In der Küche sitzen bereits Johanna und Paul. „Guten Morgen, Saphira." Beide lächeln mich an, ich lächle zurück. Plastik. Ich habe ihnen am Freitag gesagt, dass ich einen Essay schreiben muss, was der einzige Grund ist, warum sie mich die Tage über in Ruhe gelassen haben.

„Ah, da ist ja unsere Kleine." Paul setzt seine Tasse ab, um sich nach Claire zu bücken, die wie ein Wirbelsturm in die Küche gelaufen kommt. Heute hat sie einen geflochtenen Kranz auf dem Kopf, den ihr unmissverständlich Johanna gemacht haben muss.

Hinter ihr tritt Nate in die Küche. „Guten Morgen." Er sieht alle an. Seine Eltern und Claire. Doch sein Blick streift nicht einmal meinen. Er ist sauer auf mich. Auch ihn habe ich das ganze Wochenende über weggeschickt, genauso wie Claire.

Diese jedoch springt fröhlich in meine Arme, als ich diese für sie ausbreite. „Hey, mein kleiner Wirbelwind. Na? Wie hast du geschlafen?"

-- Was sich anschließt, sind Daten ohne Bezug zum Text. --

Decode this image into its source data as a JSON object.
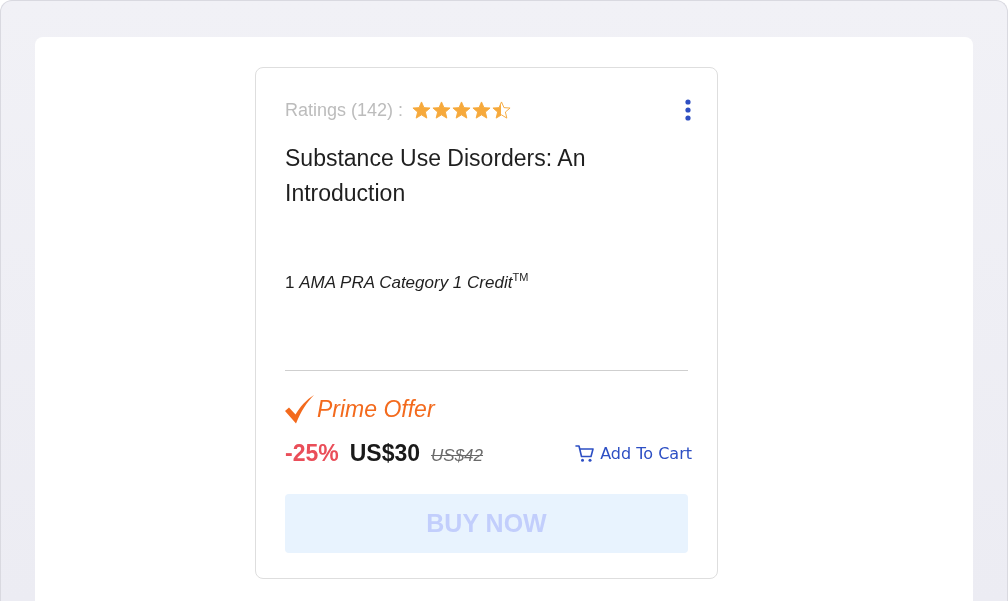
{
  "card": {
    "ratings": {
      "label": "Ratings (142) :",
      "stars": 4.5
    },
    "title": "Substance Use Disorders: An Introduction",
    "credit": "1 *AMA PRA Category 1 Credit*$^{TM}$",
    "offer": {
      "label": "Prime Offer"
    },
    "price": {
      "discount": "-25%",
      "current": "US$30",
      "original": "US$42"
    },
    "add_to_cart": "Add To Cart",
    "buy_button": {
      "label": "BUY NOW",
      "disabled": true
    }
  }
}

Mein Grinsen scheint nun auf mein Gesicht gepflastert zu sein, da es keinen Millimeter verrutscht.

„Gut. Nate hat mir mein Kleid zugemacht." Mit dem Daumen deutet sie auf unseren Cousin. Ich gehe mit ihr zum Tresen, auf welchem bereits allerlei Brot und Belege liegen, um einen Schluck von meinem Kaffee zu nehmen und Claire auf einen der hohen Stühle zu setzen.

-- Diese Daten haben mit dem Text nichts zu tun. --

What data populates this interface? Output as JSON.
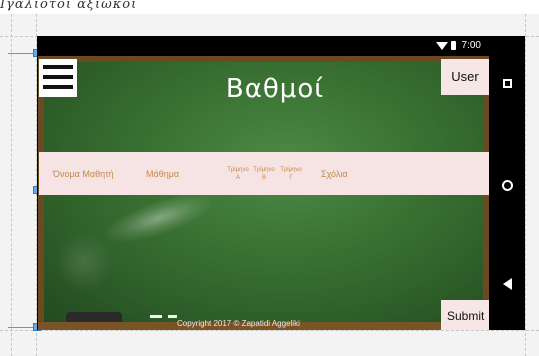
{
  "header_caption": "Ιγάλιοτοι αξιωκοι",
  "status_bar": {
    "time": "7:00"
  },
  "app": {
    "title": "Βαθμοί",
    "user_button": "User",
    "submit_button": "Submit",
    "footer": "Copyright 2017 ©    Zapatidi Aggeliki"
  },
  "table_header": {
    "student_name": "Όνομα Μαθητή",
    "course": "Μάθημα",
    "term_a": "Τρίμηνο Α",
    "term_b": "Τρίμηνο Β",
    "term_c": "Τρίμηνο Γ",
    "comments": "Σχόλια"
  },
  "nav_bar": {
    "icons": [
      "square-recent-icon",
      "circle-home-icon",
      "triangle-back-icon"
    ]
  },
  "colors": {
    "chalkboard": "#3c7535",
    "frame": "#6b4a22",
    "header_row": "#f6e4e4",
    "header_text": "#c4894a",
    "selection_blue": "#4f9bdc"
  }
}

Ich schnappe mir meine Kaffeetasse und begebe mich in den Flur. Dort trinke ich den Rest aus und rufe: „Bin weg. Schönen Tag." Sofort höre ich, wie ein Stuhl zurückgeschoben wird und gleich darauf Schritte.

„Du gehst schon? Was ist mit Frühstück?" Johanna bleibt vor mir stehen und begutachtet mich. Ich zeige ihr mein bestes Lächeln. „Kind. Du musst doch was essen, sonst wirst du noch krank." Johannas Rock flattert um ihre Knöchel in einem knalligen Rot, als sie zurück in die Küche geht und kurz darauf mit einer Semmel in der Hand wieder kommt. „Hier." Sie hält sie mir hin. „Nimm eine zumindest mit, Kind."

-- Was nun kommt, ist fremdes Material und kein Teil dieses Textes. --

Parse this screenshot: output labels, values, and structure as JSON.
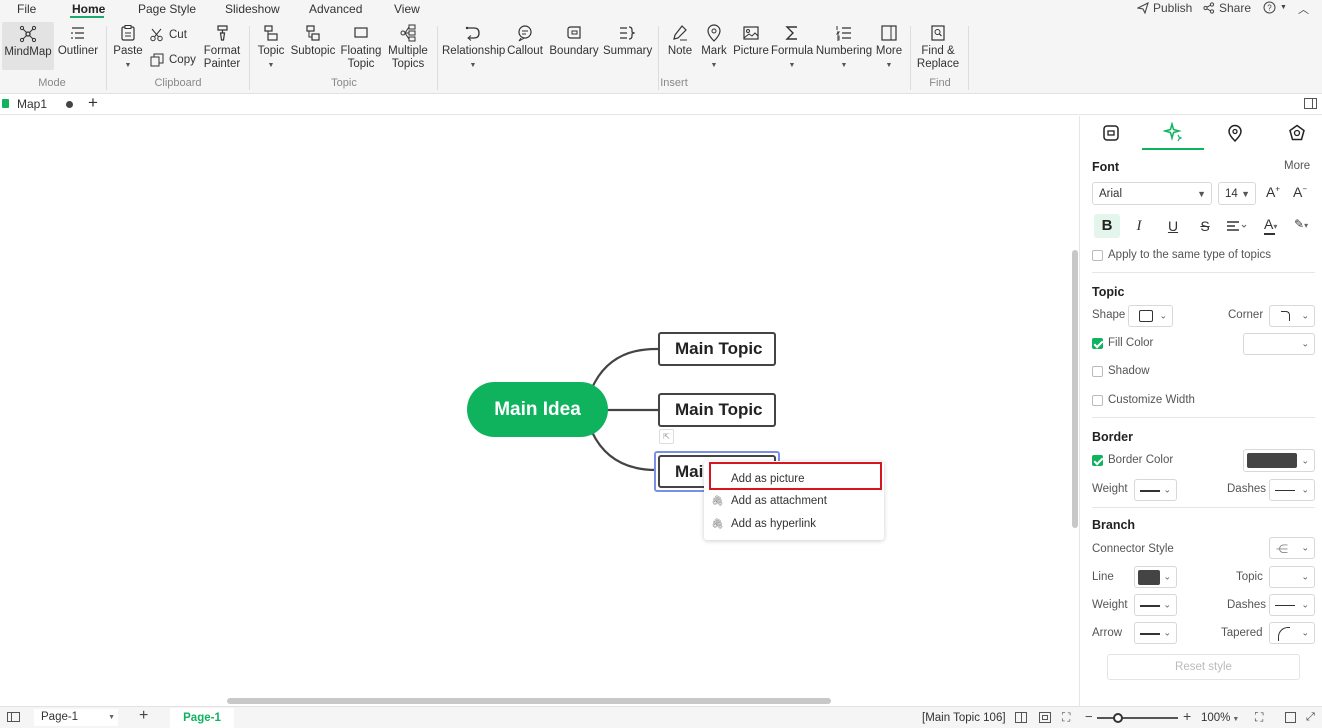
{
  "menubar": {
    "items": [
      "File",
      "Home",
      "Page Style",
      "Slideshow",
      "Advanced",
      "View"
    ],
    "publish": "Publish",
    "share": "Share"
  },
  "ribbon": {
    "mode": {
      "mindmap": "MindMap",
      "outliner": "Outliner",
      "group": "Mode"
    },
    "clipboard": {
      "paste": "Paste",
      "cut": "Cut",
      "copy": "Copy",
      "format_painter_1": "Format",
      "format_painter_2": "Painter",
      "group": "Clipboard"
    },
    "topic": {
      "topic": "Topic",
      "subtopic": "Subtopic",
      "floating_1": "Floating",
      "floating_2": "Topic",
      "multiple_1": "Multiple",
      "multiple_2": "Topics",
      "group": "Topic"
    },
    "insert": {
      "relationship": "Relationship",
      "callout": "Callout",
      "boundary": "Boundary",
      "summary": "Summary",
      "note": "Note",
      "mark": "Mark",
      "picture": "Picture",
      "formula": "Formula",
      "numbering": "Numbering",
      "more": "More",
      "group": "Insert"
    },
    "find": {
      "label_1": "Find &",
      "label_2": "Replace",
      "group": "Find"
    }
  },
  "tabs": {
    "doc_title": "Map1"
  },
  "canvas": {
    "central": "Main Idea",
    "topics": [
      "Main Topic",
      "Main Topic",
      "Main Topic"
    ],
    "topic3_visible": "Mai"
  },
  "context_menu": {
    "items": [
      "Add as picture",
      "Add as attachment",
      "Add as hyperlink"
    ]
  },
  "panel": {
    "font_heading": "Font",
    "more": "More",
    "font_family": "Arial",
    "font_size": "14",
    "apply_same": "Apply to the same type of topics",
    "topic_heading": "Topic",
    "shape": "Shape",
    "corner": "Corner",
    "fill_color": "Fill Color",
    "shadow": "Shadow",
    "customize_width": "Customize Width",
    "border_heading": "Border",
    "border_color": "Border Color",
    "weight": "Weight",
    "dashes": "Dashes",
    "branch_heading": "Branch",
    "connector_style": "Connector Style",
    "line": "Line",
    "topic_label": "Topic",
    "weight2": "Weight",
    "dashes2": "Dashes",
    "arrow": "Arrow",
    "tapered": "Tapered",
    "reset": "Reset style",
    "fill_checked": true,
    "border_checked": true,
    "colors": {
      "accent": "#0fb35e",
      "border_swatch": "#444444",
      "line_swatch": "#444444"
    }
  },
  "status": {
    "page_select": "Page-1",
    "page_tab": "Page-1",
    "selection": "[Main Topic 106]",
    "zoom": "100%"
  }
}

Ich bin im Begriff abzulehnen, doch der Ausdruck in den Augen meiner Tante lässt mich kurz innehalten. Ich habe überhaupt keinen Hunger und habe die letzten beiden Tage so gut wie nichts zu mir genommen außer einen Eiskaffee. Es ist, als wäre mein Magen auf die Größe einer Walnuss oder Erbse geschrumpft. Am Samstagmittag musste ich mich übergeben, als ich versucht habe, etwas zu essen. Auch jetzt noch grummelt mein Bauch nur beim Gedanken ans Essen.

Ich strecke meine Hand aus und nehme ihr die Semmel ab. Ihr Lächeln ist so breit, wie ich es seit Langem nicht mehr gesehen habe. „Danke", sage ich noch, bevor ich meinen Rucksack schultere und zur Tür rausgehe.